Z badania wynika, że ponad 10% twórców, wykonawców i artystów przyznało, że nie posiada ubezpieczenia w żadnej formie. Warto zaznaczyć, że dane z 2023 r. jasno pokazują, że średnie zarobki tej grupy zawodowej, z wyjątkiem branży filmowo-teatralnej, znalazły się poniżej kwoty płacy minimalnej tego roku. Tylko 1,9% badanych osiąga przychody z pracy artystycznej zapewniające przekroczenie progu zamożności (powyżej 20 tys. zł), zaś niemal 1/3 uczestników projektu badawczego osiąga dochody poniżej progu ubóstwa (do 776 zł).
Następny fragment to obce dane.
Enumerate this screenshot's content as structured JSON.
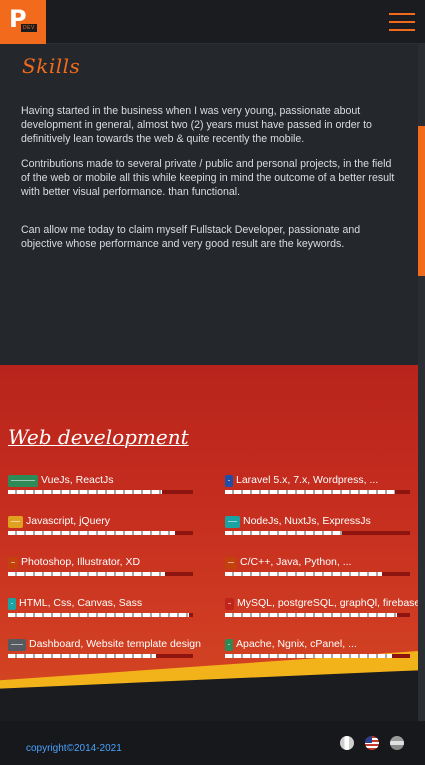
{
  "header": {
    "logo_letter": "P",
    "logo_tag": "DEV",
    "menu_icon": "hamburger-icon"
  },
  "skills_section": {
    "title": "Skills",
    "paragraphs": [
      "Having started in the business when I was very young, passionate about development in general, almost two (2) years must have passed in order to definitively lean towards the web & quite recently the mobile.",
      "Contributions made to several private / public and personal projects, in the field of the web or mobile all this while keeping in mind the outcome of a better result with better visual performance. than functional.",
      "Can allow me today to claim myself Fullstack Developer, passionate and objective whose performance and very good result are the keywords."
    ]
  },
  "web_section": {
    "title": "Web development",
    "skills": [
      {
        "label": "VueJs, ReactJs",
        "color": "#2e8b57",
        "level": 0.83
      },
      {
        "label": "Laravel 5.x, 7.x, Wordpress, ...",
        "color": "#1e4fa8",
        "level": 0.92
      },
      {
        "label": "Javascript, jQuery",
        "color": "#e0a020",
        "level": 0.9
      },
      {
        "label": "NodeJs, NuxtJs, ExpressJs",
        "color": "#1aa3a3",
        "level": 0.63
      },
      {
        "label": "Photoshop, Illustrator, XD",
        "color": "#c2410c",
        "level": 0.85
      },
      {
        "label": "C/C++, Java, Python, ...",
        "color": "#c2410c",
        "level": 0.85
      },
      {
        "label": "HTML, Css, Canvas, Sass",
        "color": "#1aa3a3",
        "level": 0.98
      },
      {
        "label": "MySQL, postgreSQL, graphQl, firebase",
        "color": "#c0241b",
        "level": 0.93
      },
      {
        "label": "Dashboard, Website template design",
        "color": "#555a60",
        "level": 0.8
      },
      {
        "label": "Apache, Ngnix, cPanel, ...",
        "color": "#2e8b57",
        "level": 0.9
      }
    ]
  },
  "footer": {
    "copyright": "copyright©2014-2021",
    "languages": [
      "fr",
      "en",
      "other"
    ]
  }
}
Ministra kultury podkreśliła, że ta sprawa jest dla niej „priorytetowa i bardzo ważna”, a rozporządzenie powstaje w strukturach jej resortu, który zajmuje się również całym procesem legislacyjnym. Zdementowała również „pojawiające się w przestrzeni medialnej informacje, że resort zarzucił prace nad ustawą o zabezpieczeniu socjalnym artystów lub że podrzucił tę ustawę innemu ministerstwu”. Zapewniła, że MKiDN wciąż zajmuje się tą ustawą i na bieżąco prowadzone są „prace uzgodnieniowe: m.in. z innymi resortami, prezesem Rządowego Centrum Legislacji i ZUS.
Wróblewska zaznaczyła, że problem świadczeń dla osób wykonujących zawody artystyczne oraz pracowników sektora kultury i sektora kreatywnego narasta od lat i „(wynika) przede wszystkim z braku adekwatności formy wykonywania przez nich działalności do comiesięcznego obowiązku płatności składek na ubezpieczenia społeczne i zdrowotne”. Taki stan rzeczy, związany z brakiem stabilnej formy zatrudnienia, skutkuje borykaniem się artystów z „niestabilnymi, nieregularnymi lub niewystarczającymi dochodami”.
„Odpowiedzią jest wprowadzenie mechanizmu gwarantującego im stałe ubezpieczenie, niezależnie od tego, czy mają środki na zapłatę składki czy nie. Celem przygotowanej przez rząd ustawy jest włączenie artystów zawodowych do systemu zabezpieczenia społecznego (…) Ta ustawa jest po to, żeby system, w którym żyjemy, zobaczył artystę, artystkę. Ma zatem funkcję socjalną, a bezpośrednim wsparciem zostaną objęci artyści o najniższych dochodach” – zapewniała szefowa MKiDN. Dodała również, że uregulowanie systemu ubezpieczeniowego artystów nastąpi jeszcze przed umożliwieniem tej grupie zawodowej składania wniosków o przyznanie uprawnienia do otrzymania dopłaty. Chodzi o uzupełnienie ich składek na ubezpieczenie zdrowotne i społeczne do poziomu wynikającego z minimalnego wynagrodzenia za pracę.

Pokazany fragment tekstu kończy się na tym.